A Little Bit in Touch Here

Tuesday, February 19, 2013

February 19, 2013

Flip SasserListener Flip Sasser emailed us after the Feb. 15 Lines episode “The Middle Class.” The question of the week posted to our site asked "Would You Move to a More Affluent Neighborhood If You Could?" For Flip, that's a "probably not."

Flip lives in Upper Fells Point, which he said is an “already-gentrified neighborhood on the border of a lower-income neighborhood."

Flip has lived in Upper Fells Point for seven months, but he's lived in various parts of Baltimore City and Baltimore County for most of his life. About his current neighborhood, he said, "I love it here and wouldn't move anywhere fancier.”

“Fancy”

A well-known area in Fells Point-the waterfront. Credit: Izik/Flickr

When senior producer Lawrence Lanahan asked Flip to explain what neighborhoods he considers "fancier," Flip responded, "I would call Fells Point proper or Butchers Hill both fancier. [Also] Bolton Hill, Federal Hill, Mount Vernon. These are areas that I think are disappointingly out of touch with the city. And--not like I pretend to be particularly in touch with the city, but I like that I’m at least a little bit in touch here.”

In Touch

A community garden mosaic completed in Nov. 2012 Credit: Upper Fells Point Improvement Association Flip said that Upper Fells Point is a mix of working-class families and middle-class families, and he likes that his neighborhood has class diversity and racial diversity, which is something he said some neighborhoods in Baltimore are lacking.

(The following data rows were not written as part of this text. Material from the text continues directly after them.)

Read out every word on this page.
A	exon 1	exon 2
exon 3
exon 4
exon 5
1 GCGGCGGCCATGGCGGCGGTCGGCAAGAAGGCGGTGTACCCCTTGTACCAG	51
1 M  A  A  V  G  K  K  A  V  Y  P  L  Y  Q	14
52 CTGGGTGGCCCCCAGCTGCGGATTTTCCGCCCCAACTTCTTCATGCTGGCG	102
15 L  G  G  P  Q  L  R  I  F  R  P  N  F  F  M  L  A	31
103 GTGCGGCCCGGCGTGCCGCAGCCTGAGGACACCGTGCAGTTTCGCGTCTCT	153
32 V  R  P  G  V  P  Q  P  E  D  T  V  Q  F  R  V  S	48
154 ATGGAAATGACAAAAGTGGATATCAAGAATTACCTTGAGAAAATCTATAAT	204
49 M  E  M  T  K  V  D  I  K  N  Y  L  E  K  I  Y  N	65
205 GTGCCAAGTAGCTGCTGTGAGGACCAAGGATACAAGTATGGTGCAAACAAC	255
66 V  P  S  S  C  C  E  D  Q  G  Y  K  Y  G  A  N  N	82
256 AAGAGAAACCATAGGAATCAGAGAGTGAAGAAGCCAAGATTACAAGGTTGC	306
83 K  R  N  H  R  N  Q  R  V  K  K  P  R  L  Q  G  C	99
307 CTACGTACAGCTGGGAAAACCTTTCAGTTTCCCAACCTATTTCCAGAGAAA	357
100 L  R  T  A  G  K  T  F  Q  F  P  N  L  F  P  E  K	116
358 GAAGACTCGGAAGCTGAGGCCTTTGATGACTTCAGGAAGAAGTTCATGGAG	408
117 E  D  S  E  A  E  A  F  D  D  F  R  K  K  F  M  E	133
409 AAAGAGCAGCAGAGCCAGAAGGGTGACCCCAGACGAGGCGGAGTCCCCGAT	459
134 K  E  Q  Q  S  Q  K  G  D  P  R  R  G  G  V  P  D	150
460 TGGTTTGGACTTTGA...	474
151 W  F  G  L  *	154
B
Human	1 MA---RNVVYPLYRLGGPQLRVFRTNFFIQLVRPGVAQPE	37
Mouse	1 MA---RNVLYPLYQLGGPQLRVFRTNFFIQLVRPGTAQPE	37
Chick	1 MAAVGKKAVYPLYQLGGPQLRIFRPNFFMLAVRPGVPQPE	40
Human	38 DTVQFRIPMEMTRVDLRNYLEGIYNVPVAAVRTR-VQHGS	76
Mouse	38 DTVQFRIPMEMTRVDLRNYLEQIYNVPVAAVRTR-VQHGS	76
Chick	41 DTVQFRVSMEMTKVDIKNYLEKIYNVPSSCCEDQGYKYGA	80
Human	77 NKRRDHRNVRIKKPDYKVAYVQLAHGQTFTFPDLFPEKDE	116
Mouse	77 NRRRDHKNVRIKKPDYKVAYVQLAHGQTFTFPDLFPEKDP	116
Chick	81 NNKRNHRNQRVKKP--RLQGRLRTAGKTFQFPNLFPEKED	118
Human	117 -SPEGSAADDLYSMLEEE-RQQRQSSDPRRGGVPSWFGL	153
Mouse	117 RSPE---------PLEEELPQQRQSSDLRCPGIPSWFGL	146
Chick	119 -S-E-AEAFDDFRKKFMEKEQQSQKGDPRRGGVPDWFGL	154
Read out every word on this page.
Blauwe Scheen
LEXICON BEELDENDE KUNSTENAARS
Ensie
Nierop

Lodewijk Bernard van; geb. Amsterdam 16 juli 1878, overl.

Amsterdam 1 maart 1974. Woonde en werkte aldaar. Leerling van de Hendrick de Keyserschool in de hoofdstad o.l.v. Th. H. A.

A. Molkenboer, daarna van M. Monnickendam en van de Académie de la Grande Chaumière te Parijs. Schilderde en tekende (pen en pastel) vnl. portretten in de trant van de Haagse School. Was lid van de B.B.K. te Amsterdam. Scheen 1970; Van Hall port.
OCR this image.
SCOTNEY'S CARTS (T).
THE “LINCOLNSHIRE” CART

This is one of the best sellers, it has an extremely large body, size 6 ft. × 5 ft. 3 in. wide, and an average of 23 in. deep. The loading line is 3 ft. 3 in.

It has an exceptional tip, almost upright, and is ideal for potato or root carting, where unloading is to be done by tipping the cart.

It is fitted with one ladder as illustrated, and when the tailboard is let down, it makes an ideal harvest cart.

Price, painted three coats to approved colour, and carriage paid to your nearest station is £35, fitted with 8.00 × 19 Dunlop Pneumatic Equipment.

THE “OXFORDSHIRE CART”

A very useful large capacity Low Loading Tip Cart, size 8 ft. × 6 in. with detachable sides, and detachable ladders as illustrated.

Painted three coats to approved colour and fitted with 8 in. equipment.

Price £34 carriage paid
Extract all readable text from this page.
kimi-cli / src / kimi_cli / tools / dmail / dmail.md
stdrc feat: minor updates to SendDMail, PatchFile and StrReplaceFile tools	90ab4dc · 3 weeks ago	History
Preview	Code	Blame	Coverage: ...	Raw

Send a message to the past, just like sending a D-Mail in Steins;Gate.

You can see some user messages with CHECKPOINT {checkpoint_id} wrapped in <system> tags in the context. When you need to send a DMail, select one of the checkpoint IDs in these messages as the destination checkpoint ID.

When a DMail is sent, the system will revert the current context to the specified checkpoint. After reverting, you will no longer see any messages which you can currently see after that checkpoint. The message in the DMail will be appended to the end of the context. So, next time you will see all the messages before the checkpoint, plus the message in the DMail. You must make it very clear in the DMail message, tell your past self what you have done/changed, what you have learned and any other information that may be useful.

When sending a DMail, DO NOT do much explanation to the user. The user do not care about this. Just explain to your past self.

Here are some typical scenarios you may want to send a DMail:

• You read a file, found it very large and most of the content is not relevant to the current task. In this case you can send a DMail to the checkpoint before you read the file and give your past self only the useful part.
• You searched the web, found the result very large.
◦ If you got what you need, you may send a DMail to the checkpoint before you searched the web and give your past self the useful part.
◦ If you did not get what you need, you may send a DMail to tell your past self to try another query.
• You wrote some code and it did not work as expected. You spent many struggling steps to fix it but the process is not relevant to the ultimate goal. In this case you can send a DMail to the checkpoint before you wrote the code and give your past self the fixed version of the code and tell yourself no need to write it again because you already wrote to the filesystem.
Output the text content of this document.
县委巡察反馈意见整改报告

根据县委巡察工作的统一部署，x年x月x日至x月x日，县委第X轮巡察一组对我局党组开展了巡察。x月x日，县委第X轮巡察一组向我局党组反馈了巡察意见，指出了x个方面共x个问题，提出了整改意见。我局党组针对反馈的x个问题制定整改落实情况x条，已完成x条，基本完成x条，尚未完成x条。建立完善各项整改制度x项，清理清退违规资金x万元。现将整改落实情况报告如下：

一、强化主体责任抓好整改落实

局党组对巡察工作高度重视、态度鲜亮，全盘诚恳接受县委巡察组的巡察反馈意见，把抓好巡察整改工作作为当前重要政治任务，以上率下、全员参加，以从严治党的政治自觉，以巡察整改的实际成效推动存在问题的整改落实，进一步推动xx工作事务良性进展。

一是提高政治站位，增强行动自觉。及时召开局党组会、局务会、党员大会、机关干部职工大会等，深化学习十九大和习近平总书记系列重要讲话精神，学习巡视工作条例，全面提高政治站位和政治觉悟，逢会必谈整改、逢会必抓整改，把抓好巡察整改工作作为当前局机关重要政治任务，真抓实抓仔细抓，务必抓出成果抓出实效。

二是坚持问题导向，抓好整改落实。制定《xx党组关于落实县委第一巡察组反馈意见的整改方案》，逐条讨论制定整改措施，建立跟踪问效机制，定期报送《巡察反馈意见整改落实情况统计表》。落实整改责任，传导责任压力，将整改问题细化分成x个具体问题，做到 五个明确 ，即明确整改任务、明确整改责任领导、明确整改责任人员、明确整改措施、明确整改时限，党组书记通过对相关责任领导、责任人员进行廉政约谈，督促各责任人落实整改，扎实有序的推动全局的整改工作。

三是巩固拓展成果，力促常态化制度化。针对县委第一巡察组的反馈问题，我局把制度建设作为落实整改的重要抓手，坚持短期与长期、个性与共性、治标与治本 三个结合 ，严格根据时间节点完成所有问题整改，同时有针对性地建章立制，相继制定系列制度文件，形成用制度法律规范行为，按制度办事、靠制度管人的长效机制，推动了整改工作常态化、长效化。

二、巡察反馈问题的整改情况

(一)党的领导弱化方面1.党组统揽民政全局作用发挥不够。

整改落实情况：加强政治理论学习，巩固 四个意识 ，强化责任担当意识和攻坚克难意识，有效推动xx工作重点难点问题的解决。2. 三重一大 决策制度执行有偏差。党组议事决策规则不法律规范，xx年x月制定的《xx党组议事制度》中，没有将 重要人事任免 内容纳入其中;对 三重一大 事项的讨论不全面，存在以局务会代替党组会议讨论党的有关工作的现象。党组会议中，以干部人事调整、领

“It’s hard to ignore the fact that Baltimore is a segregated city," he said. "Living in Upper Fells is a way I can remind myself of that from time to time. Rather than hiding in one of these bastions of whiteness that we have in the city--Federal Hill, Fells Point, Canton. I can be reminded that we’re the minority in this city, really. There are a whole lot of people who don’t look like us, or talk like us, around us. And, it’s nice to be closer to that."